NCPA - National Center for Policy Analysis


February 5, 2008

Few laws are so universally acclaimed as the 1993 Family and Medical Leave Act, which is based on the assumption that allowing employees unpaid leave is cost free.  It isn't, says the Wall Street Journal, which is glad to see the Labor Department is finally taking steps to end some abusive practices.

The law allows employees up to 12 weeks of unpaid leave a year to take care of themselves or relatives with a "serious medical condition."  They can also take off for maternity, adoption or newborn care.  That seems simple enough, but the courts continue to strike down regulations that the Clinton Administration issued to implement the act, and the result has been legal and economic confusion, says the Journal:

  • A 2005 study by the Employment Policy Foundation found the law's cost to businesses in 2004 was a not-so-cheap $21 billion.
  • This included $5 billion in lost productivity, $6 billion to continue health benefits for employees on leave, and $10 billion in replacement labor costs -- including wages to employees who had to work additional shifts or overtime to fill in for the missing.

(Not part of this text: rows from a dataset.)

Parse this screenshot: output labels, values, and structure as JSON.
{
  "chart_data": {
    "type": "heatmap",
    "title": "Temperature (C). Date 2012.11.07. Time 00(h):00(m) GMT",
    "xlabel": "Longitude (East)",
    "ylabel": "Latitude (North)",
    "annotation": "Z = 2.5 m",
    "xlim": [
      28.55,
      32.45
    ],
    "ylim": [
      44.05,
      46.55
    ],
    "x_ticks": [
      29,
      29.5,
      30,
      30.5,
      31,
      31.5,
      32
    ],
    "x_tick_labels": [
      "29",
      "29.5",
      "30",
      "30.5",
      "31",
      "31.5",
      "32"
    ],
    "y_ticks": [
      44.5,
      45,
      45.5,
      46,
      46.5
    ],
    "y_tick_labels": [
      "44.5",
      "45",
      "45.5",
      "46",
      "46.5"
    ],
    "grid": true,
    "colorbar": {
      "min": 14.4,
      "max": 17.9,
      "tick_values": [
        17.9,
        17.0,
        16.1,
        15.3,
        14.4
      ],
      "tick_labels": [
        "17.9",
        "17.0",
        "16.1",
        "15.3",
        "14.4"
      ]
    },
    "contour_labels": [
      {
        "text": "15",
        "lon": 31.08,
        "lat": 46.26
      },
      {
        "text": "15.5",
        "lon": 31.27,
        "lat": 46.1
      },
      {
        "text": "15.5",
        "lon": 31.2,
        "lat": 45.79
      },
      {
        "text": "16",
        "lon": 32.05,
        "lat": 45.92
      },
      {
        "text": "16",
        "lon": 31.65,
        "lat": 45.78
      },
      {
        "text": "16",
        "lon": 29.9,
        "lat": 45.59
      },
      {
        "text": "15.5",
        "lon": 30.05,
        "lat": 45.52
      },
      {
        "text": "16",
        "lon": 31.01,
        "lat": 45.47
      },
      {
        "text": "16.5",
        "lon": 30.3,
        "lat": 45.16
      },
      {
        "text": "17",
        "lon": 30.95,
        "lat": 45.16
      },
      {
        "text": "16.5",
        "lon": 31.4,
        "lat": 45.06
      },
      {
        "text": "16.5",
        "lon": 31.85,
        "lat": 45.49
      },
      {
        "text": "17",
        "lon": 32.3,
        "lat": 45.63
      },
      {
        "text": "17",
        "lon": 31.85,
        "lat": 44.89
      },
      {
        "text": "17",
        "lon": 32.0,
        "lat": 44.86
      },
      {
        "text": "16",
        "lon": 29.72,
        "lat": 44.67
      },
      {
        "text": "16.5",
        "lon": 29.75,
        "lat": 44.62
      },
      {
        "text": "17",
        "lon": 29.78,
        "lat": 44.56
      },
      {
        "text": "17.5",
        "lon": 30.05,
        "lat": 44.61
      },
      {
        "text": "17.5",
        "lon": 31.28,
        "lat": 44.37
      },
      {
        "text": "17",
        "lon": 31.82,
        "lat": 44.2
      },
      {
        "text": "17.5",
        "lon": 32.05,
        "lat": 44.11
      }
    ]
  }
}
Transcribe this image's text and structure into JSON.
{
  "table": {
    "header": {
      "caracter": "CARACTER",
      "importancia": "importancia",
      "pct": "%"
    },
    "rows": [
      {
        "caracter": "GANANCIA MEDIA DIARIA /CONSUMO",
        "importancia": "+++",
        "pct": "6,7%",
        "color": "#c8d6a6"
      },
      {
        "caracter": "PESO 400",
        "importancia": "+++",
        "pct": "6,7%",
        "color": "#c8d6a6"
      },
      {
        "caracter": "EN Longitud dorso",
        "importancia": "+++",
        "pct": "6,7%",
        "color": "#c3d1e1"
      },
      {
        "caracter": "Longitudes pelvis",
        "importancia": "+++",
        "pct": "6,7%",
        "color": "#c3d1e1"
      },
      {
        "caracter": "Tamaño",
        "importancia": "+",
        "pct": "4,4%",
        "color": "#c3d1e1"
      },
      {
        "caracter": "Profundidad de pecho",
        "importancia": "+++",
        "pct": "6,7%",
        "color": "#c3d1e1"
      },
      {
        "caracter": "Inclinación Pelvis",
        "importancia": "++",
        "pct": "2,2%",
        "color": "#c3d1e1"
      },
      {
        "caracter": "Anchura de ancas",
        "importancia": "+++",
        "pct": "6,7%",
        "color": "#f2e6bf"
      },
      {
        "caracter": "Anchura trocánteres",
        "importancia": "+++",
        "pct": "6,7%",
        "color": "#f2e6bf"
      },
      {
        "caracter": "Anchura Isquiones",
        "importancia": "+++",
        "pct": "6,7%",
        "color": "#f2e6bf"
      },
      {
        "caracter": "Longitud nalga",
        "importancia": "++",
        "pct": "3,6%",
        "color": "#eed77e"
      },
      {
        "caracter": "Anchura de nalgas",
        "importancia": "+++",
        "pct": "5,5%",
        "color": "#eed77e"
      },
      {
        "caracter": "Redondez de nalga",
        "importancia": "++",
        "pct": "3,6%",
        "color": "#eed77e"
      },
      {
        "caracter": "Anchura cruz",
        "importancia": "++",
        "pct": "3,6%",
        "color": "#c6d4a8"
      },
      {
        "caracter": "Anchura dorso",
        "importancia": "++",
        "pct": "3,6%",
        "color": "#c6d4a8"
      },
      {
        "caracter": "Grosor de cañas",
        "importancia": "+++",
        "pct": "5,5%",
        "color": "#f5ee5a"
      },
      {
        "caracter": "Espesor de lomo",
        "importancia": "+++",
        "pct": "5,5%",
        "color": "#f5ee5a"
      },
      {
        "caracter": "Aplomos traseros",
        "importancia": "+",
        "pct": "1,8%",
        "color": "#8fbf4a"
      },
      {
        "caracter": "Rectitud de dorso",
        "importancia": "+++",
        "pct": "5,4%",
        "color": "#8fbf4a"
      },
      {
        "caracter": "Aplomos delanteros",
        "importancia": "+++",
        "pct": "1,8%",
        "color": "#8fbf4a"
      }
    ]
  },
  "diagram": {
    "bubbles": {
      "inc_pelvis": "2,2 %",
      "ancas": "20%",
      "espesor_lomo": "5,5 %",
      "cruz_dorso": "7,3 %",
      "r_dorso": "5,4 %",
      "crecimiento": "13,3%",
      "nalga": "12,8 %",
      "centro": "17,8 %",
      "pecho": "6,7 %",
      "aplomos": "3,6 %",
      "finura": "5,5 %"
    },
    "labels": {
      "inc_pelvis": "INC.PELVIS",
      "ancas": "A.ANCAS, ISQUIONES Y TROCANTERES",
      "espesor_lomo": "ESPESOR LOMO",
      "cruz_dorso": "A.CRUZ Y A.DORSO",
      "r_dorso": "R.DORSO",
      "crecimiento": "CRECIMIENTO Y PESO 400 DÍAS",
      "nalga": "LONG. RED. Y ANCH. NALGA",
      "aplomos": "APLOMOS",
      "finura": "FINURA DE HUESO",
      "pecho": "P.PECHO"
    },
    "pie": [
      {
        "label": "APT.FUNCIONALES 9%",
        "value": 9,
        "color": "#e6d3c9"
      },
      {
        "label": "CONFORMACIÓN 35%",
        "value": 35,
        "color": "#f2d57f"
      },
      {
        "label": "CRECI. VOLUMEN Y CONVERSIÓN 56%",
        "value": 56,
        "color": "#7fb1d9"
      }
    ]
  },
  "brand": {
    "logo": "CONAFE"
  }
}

With these costs in mind, the Labor Department issued rules to clear up ambiguities in the law that were being exploited.  Take something called "unscheduled intermittent leave":

  • Under current rules, an employee with a medical condition can simply fail to show up for two days before claiming leave.
  • And since leave can be taken a few minutes at a time, employees can show up late, leave early, or disappear for an hour without notice.
  • This is an invitation for misuse, especially at time-sensitive businesses (say, emergency first response or assembly lines) and many employers have lost control of their workforce.
  • Under the proposed changes, employees would generally have to call in to request leave before taking it.